Pour bien des observateurs, cette volonté de remettre en cause l’Accord s’inscrit dans une démarche plus large de détricotage systématique de l’action de Barack Obama notamment à l’international comme on a pu le constater sur d’autres dossiers. Il souhaite intégrer dans cet Accord tous les griefs qu’ont les États-Unis contre l’Iran, mais ça ne tient pas la route du point de vue du droit international. Il a été signé en juillet 2015 puis confirmé par une résolution des Nations unies du Conseil de sécurité et donc par un président américain.

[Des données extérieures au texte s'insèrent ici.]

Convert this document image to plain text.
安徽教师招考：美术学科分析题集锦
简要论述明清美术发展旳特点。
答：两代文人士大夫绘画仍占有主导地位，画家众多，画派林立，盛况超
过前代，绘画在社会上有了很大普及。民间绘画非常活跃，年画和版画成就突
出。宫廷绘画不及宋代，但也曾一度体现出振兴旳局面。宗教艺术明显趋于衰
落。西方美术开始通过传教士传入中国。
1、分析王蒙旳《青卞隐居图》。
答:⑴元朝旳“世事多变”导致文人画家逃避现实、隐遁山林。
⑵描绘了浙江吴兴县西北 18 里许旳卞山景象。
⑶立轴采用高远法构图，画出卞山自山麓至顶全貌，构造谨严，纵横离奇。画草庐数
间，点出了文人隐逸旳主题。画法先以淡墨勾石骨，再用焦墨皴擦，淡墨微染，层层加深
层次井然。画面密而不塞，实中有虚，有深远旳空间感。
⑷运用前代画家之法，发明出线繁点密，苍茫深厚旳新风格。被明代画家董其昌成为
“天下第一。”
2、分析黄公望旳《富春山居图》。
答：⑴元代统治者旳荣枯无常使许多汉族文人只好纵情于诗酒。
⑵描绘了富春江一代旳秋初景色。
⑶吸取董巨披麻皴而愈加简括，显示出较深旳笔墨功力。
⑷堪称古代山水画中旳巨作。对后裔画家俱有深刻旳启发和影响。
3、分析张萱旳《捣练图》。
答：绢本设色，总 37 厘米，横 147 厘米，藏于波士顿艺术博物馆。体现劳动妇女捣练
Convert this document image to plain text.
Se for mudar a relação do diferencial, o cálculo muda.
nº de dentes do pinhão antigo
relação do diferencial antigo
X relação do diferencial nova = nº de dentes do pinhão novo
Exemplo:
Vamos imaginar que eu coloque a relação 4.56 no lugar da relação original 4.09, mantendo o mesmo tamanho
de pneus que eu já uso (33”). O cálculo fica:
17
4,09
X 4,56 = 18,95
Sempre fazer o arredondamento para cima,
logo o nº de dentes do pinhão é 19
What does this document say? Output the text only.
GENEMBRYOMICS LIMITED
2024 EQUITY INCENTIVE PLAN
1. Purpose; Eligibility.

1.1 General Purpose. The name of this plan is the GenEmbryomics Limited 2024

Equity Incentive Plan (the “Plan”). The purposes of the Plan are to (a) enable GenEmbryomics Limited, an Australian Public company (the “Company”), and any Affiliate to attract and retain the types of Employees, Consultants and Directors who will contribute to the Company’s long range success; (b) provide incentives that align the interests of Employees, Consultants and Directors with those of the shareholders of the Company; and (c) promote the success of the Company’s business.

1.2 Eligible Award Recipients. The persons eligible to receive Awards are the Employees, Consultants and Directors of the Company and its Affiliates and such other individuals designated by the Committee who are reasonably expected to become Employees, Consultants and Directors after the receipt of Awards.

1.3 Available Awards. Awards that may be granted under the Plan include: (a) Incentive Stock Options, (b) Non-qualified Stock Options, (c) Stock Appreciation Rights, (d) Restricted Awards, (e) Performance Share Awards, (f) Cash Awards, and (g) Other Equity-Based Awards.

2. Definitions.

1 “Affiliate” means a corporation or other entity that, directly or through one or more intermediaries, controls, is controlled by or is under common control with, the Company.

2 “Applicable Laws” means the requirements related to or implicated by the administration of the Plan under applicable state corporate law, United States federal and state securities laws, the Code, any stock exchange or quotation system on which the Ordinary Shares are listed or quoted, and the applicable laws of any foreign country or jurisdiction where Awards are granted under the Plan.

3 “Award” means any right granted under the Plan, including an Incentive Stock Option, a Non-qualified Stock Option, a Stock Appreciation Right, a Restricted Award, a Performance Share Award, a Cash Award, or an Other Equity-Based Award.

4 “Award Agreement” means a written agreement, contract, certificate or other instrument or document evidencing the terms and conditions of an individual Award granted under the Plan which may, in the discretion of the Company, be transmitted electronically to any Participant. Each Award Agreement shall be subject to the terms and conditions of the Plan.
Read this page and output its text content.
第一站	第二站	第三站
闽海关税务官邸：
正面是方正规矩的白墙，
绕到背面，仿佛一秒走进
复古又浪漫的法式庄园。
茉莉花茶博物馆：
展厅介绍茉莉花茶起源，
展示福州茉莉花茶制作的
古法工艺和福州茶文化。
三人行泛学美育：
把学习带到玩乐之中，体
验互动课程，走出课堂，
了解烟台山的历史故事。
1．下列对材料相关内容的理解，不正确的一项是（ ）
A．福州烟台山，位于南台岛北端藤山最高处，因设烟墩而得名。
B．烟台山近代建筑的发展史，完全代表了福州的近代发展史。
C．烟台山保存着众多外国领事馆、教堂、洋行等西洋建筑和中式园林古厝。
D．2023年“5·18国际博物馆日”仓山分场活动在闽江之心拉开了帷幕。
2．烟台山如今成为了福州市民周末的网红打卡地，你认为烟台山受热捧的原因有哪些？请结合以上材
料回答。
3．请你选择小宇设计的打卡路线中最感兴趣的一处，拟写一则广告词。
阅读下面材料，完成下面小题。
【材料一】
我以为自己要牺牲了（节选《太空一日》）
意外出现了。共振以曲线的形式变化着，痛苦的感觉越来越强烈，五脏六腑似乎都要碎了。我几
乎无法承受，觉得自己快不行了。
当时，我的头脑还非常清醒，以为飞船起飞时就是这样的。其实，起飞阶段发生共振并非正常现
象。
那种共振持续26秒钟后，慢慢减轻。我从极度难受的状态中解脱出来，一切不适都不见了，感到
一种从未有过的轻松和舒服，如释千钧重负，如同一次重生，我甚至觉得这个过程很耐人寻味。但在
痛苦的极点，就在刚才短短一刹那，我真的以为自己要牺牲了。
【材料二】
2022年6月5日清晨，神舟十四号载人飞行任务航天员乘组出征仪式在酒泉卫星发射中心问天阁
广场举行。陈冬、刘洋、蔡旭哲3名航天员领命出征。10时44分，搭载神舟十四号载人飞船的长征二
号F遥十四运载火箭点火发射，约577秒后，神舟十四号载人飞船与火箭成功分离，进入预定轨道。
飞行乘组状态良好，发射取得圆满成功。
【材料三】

Il ne faut également pas oublier qu’il y a eu tout un processus : si l’Iran ne respecte pas ses obligations, de nombreuses procédures automatiques de sanctions sont prévues. Cependant, force est de constater que l’Agence internationale pour l’énergie atomique (AIEA) confirme que l’Iran respecte bien l’Accord. C’est là que se dévoile le caractère quasiment illégal de ce que demande Trump. Il y aurait alors le sentiment que n’importe quel accord ou traité multilatéral peut être balayé du jour au lendemain.

Les États-Unis porteraient de lourdes séquelles en termes de crédibilité. Sans compter qu’ils font face à une crise sur le nucléaire nord-coréen. S’il abandonne l’Accord, leur crédibilité sur le dossier nord-coréen serait nulle.

En faisant beaucoup de gesticulations diplomatiques et en rajoutant en parallèle des sanctions contre l’Iran, Donald Trump accroît l’incertitude avec les entreprises étrangères qui veulent travailler avec l’Iran. Cela consisterait à ce que l’Iran ne tire pas de bénéfices économiques et éventuellement cela pourrait déboucher sur une réaction iranienne du type « si les bénéfices de cet accord ne sont pas perceptibles et bien autant en sortir ».

L’objectif des États-Unis serait d’amener l’Iran à hausser le ton, puis à la faute. Ils sont contre l’Accord mais ils savent très bien que la crédibilité de leur pays peut être engagée s’ils s’en retiraient les premiers. En limitant les bénéfices économiques de l’accord, ils poussent l’Iran à s’en retirer sans prendre le risque de le faire unilatéralement.

Quelles sont les positions des autres acteurs de l’Accord (Plan d’action global commun), notamment l’Union européenne, et les enjeux d’une rencontre des ministres des Affaires étrangères prévue à Bruxelles le 22 janvier prochain ?

Ils tiennent tous à cet Accord, et il n’est certainement pas prévu de le renégocier. Du côté européen, les positions françaises, anglaises et allemandes sont très claires. Après l’interrogation porte sur la capacité des Européens à maintenir ce discours de fermeté sur la durée. L’Europe pourrait éventuellement ouvrir d’autres canaux de discussions annexes à l’Accord pour éventuellement « calmer » Donald Trump, notamment sur le programme balistique ou le rôle de l’Iran dans la région.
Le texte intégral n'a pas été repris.